Mathieu Bertholet est né en 1977 à Saillon. La passion du théâtre lui vient enfant, vers 7 ans. Son père est acteur amateur et tient un rôle important dans Farinet. «C’était le premier grand spectacle de plein air en Suisse dans les années 80. C’était du jamais vu, complet tout le temps», se souvient-il. Il y prend part en tant que figurant et se plaît dans cette grande famille de la scène. «On passait la moitié du temps en coulisses à manger des gâteaux que les vieilles dames nous avaient faits.» L’expérience le marque. Une matu en poche pour faire plaisir à papa-maman, il part à Berlin et se forme à l’écriture contemporaine. Les prix, les bourses, les résidences se succèdent, de Los Angeles à Genève. A 30 ans, il entre dans la danse, au sens propre. Chaperonné par des cracks de la discipline en Suisse: Frédéric Gafner, alias Foofwa d’Imobilité, et Cindy Van Acker. L’un et l’autre lui écrivent des solos. En 2007, il fonde la compagnie MultiFunktions Theater, ou MuFuThe.

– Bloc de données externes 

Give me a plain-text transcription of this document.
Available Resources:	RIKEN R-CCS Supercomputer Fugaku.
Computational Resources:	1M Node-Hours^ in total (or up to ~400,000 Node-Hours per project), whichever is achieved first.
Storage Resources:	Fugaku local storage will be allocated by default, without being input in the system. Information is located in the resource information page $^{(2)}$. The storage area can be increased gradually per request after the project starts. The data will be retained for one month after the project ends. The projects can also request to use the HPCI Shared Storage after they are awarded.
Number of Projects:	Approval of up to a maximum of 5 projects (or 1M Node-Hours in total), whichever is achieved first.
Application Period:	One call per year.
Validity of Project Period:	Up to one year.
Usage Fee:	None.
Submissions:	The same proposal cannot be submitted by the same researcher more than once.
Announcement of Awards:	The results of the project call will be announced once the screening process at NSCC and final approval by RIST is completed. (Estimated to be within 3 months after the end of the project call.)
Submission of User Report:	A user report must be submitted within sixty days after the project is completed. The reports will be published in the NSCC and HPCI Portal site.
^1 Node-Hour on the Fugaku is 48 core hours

Il est l’auteur d’une demi-douzaine de pièces, et conserve ici et là, disséminés dans son appartement, des indices, comme ces deux escarpins vernis sur un radiateur. «Les chaussures de Rosa Luxemburg», nous renseigne-t-il. Les destinées hors norme du XXe siècle ont inspiré à Mathieu Bertholet plusieurs créations: Clara Immerwahr (1870-1915), chimiste allemande, Klaus Mann (1906-1949), écrivain comme son père Thomas Mann, et même Pier Paolo Pasolini (1922-1975). Et puis il y a Derborence, dont l’affiche prend à elle seule presque un mur de son salon. «C’était fou!» se souvient-il. En 2014, Mathieu Bertholet adapte le chef- d’œuvre de Ramuz, dont quelques représentations sont prévues in situ, dans le décor naturel du drame. «En plein mois d’août, on a dû déneiger les gradins, les acteurs ont joué en doudoune.» Mais il en faut plus pour dé-stabiliser ce défenseur d’un théâtre du mouvement, décloisonné et multidisciplinaire, où le langage du corps précède celui des mots. Luxe, calme n’échappera pas au style Bertholet, qui s’invite parfois sur scène en pleine représentation, pour corriger ceci ou préciser cela. C’est là une forme de volupté.

«Luxe, calme»

Du 8 au 18 mars, Théâtre de Vidy (Lausanne).

Du 22 au 25 mars, Théâtre Populaire Romand (La Chaux-de-Fonds).

Du 10 au 15 avril, Comédie de Genève.